I believe in God. I suppose I always believed in God, but this belief became crushed and recemented many times as I have battled for my life over and over against metastatic breast cancer for the past six years.
I believe in God not because I want salvation or because it is the only rational conclusion or because I think I should or because I was taught to believe in God from an early age. I am not specifically looking for a cure or redemption. I don’t want anything from God. Actually, I do want something. In my human, frail, cancer state I feel constantly abandonded. Like everyone else, I want a shoulder to lay my head on. I want to be loved.
In the darkest moments, God made his (or her) presense known. Whether it was in the form of a good person coming from nowhere(as when my doctor literally came outside to get me when unbeknownst to him I had quit being treated, saving my life) or a clear revelatory thought, it was God. Increasingly, in my suffering, I knew this God was a God of love, peace and truth.
People say they believe in miracles, but maybe they are partially supersticious. They say to me that I should say a prayer a certain number of times, in a certain way and I will be cured. They give me bottles of holy water and oils. They mean well, but often I wondered why if I asked God so many times with great sincerely and fervor to cure me why it had not happened. I wondered why God needed certain formats to communicate and could not see the purity of a suffering person’s soul. I once wondered why wouldn’t God cure me right now in an elevator (I happened to be in an elevator at the time when I submitted the challenge to God and a person with me).
Gradually as I suffered for so long, I realized that there is a miracle. The miracle is called our brain and the real miracle is if we use our brain to the maximum of our ability. I am an organic chemistry teacher and often I turn to my students and say (because I am thinking it), “You know, you are just a collection of molecules.” I call this an atheistic moment. Because I will wonder in the moment how a collection of molecules believe in God. As a scientist, I know I am just a collection of molecules. But, what a glorious collection of molecules!!!!! I will say to my students, think about the level of molecular communication required to have all the reactions occur correctly in this giant reaction vessel we call our bodies.
So, I also believe in science.

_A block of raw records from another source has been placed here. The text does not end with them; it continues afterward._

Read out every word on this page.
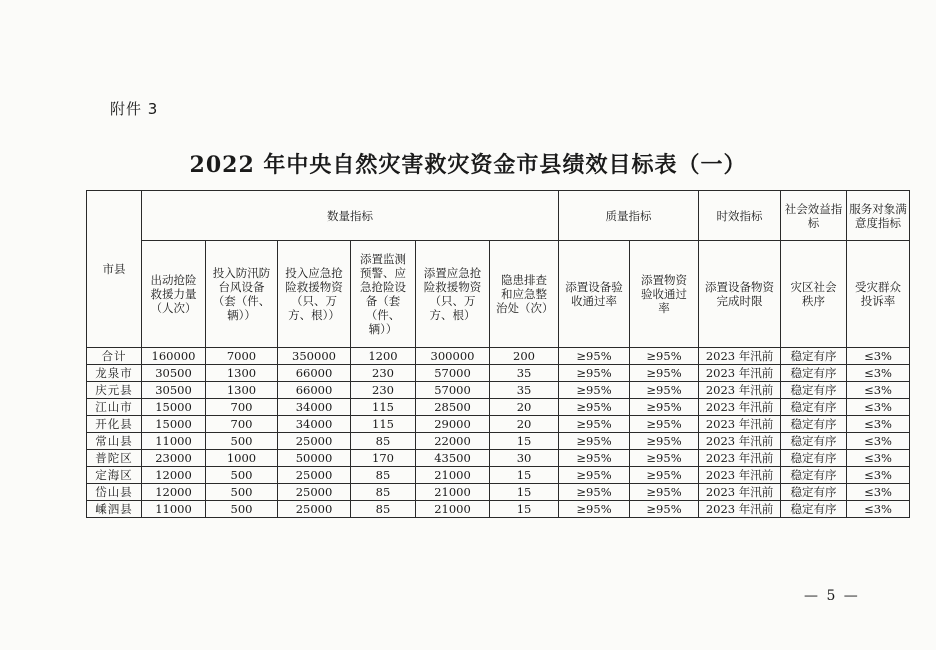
附件 3
2022 年中央自然灾害救灾资金市县绩效目标表（一）
市县	数量指标						质量指标		时效指标	社会效益指标	服务对象满意度指标
	出动抢险救援力量（人次）	投入防汛防台风设备（套（件、辆））	投入应急抢险救援物资（只、万方、根））	添置监测预警、应急抢险设备（套（件、辆））	添置应急抢险救援物资（只、万方、根）	隐患排查和应急整治处（次）	添置设备验收通过率	添置物资验收通过率	添置设备物资完成时限	灾区社会秩序	受灾群众投诉率
合计	160000	7000	350000	1200	300000	200	≥95%	≥95%	2023 年汛前	稳定有序	≤3%
龙泉市	30500	1300	66000	230	57000	35	≥95%	≥95%	2023 年汛前	稳定有序	≤3%
庆元县	30500	1300	66000	230	57000	35	≥95%	≥95%	2023 年汛前	稳定有序	≤3%
江山市	15000	700	34000	115	28500	20	≥95%	≥95%	2023 年汛前	稳定有序	≤3%
开化县	15000	700	34000	115	29000	20	≥95%	≥95%	2023 年汛前	稳定有序	≤3%
常山县	11000	500	25000	85	22000	15	≥95%	≥95%	2023 年汛前	稳定有序	≤3%
普陀区	23000	1000	50000	170	43500	30	≥95%	≥95%	2023 年汛前	稳定有序	≤3%
定海区	12000	500	25000	85	21000	15	≥95%	≥95%	2023 年汛前	稳定有序	≤3%
岱山县	12000	500	25000	85	21000	15	≥95%	≥95%	2023 年汛前	稳定有序	≤3%
嵊泗县	11000	500	25000	85	21000	15	≥95%	≥95%	2023 年汛前	稳定有序	≤3%
— 5 —
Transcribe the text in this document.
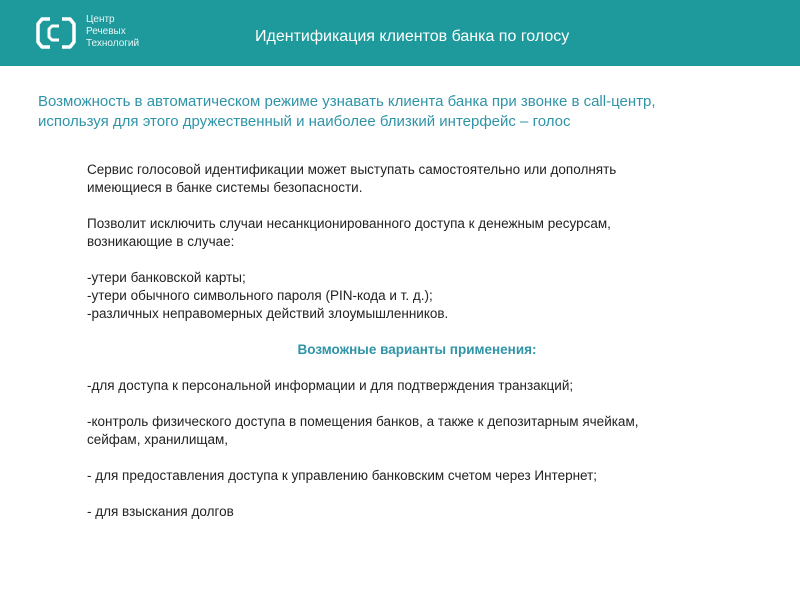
Центр
Речевых
Технологий	Идентификация клиентов банка по голосу
Возможность в автоматическом режиме узнавать клиента банка при звонке в call-центр,
используя для этого дружественный и наиболее близкий интерфейс – голос

Сервис голосовой идентификации может выступать самостоятельно или дополнять

имеющиеся в банке системы безопасности.

Позволит исключить случаи несанкционированного доступа к денежным ресурсам,

возникающие в случае:

-утери банковской карты;

-утери обычного символьного пароля (PIN-кода и т. д.);

-различных неправомерных действий злоумышленников.

Возможные варианты применения:

-для доступа к персональной информации и для подтверждения транзакций;

-контроль физического доступа в помещения банков, а также к депозитарным ячейкам,

сейфам, хранилищам,

- для предоставления доступа к управлению банковским счетом через Интернет;

- для взыскания долгов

I believe that with a great knowledge of chemistry and biology, I can better control my disease and survive longer and so far I have.
I know a woman who believes that she can hold her hands over me and she can transfer energy to my body and I will be cured. I know someone who believes there is energy derived from crystals. These people do not seem to believe in God.

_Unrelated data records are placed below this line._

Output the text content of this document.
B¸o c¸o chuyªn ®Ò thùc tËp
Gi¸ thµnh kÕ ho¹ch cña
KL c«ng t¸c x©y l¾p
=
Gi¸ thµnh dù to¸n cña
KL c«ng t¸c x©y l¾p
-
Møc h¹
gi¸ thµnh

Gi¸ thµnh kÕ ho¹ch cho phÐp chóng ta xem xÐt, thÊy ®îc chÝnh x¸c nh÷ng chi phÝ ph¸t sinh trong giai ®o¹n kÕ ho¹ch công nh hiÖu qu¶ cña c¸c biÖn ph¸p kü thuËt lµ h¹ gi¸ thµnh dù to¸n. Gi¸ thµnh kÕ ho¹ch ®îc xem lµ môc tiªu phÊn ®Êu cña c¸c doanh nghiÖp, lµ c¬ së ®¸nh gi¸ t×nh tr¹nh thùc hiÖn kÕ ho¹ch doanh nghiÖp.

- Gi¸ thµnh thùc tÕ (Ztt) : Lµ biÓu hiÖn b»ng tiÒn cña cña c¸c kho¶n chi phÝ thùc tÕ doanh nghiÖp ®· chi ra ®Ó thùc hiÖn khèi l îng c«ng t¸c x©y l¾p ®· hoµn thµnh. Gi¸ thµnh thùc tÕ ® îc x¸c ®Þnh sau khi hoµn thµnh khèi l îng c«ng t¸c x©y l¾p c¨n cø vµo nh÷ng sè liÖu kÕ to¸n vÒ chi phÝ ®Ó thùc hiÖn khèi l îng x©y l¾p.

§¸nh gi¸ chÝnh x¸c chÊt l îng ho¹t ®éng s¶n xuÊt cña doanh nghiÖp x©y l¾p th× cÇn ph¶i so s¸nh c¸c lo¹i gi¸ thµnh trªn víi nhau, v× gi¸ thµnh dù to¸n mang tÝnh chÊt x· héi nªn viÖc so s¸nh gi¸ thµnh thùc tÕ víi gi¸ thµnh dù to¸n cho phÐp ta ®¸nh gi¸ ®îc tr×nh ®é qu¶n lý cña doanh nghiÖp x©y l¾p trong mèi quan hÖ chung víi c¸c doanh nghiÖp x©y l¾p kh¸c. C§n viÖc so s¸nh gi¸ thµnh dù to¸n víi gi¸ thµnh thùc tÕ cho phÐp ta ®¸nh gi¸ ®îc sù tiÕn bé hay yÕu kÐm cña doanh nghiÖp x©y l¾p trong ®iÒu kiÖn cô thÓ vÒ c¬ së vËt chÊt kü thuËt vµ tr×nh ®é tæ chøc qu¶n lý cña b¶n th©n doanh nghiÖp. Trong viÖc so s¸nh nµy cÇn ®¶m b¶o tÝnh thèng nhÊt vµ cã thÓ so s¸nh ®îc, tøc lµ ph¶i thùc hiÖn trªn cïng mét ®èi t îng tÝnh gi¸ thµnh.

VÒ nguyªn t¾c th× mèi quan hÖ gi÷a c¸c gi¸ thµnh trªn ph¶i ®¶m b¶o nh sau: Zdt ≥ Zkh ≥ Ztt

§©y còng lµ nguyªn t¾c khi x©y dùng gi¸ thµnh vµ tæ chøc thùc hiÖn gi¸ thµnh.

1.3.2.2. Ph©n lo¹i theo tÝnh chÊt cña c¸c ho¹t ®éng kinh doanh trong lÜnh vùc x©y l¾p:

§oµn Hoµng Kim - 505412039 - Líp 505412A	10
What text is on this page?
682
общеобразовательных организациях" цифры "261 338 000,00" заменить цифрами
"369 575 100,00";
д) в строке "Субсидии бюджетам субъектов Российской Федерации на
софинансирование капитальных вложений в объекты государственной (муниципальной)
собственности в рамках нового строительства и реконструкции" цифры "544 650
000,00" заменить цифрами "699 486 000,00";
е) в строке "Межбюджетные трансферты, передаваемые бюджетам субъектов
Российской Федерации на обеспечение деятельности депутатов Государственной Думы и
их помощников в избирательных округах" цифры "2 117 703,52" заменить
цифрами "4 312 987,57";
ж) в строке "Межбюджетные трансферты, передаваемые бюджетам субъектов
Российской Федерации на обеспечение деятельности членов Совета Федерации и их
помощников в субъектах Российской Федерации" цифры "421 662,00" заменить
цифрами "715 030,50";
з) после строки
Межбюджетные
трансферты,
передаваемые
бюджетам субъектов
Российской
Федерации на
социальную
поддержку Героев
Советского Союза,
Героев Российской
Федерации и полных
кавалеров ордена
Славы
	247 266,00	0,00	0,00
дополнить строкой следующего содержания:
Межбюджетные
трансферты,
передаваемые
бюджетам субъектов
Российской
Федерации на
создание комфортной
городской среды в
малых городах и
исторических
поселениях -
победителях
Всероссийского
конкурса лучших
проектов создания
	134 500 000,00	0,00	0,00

Recently, I experienced the precise application of gamma radiation to a brain tumor that had regrown in my cerebellum. The tumor shrank significantly and the fluid building up in my brain receded. It was pure science. The woman I know said, “It worked because I believed in it.” This is how people tend to talk in regard to cancer therapy. It is all the ancillary treatments that do the trick, but the bottom line is, chemotherapy and gamma radiation kill cancer cells. Or as I said to her, “I believe in it because it works.”
God gave us our brains so we should use them. Thank God for the love and peace and truth possible from these giant, complex collections of molecules.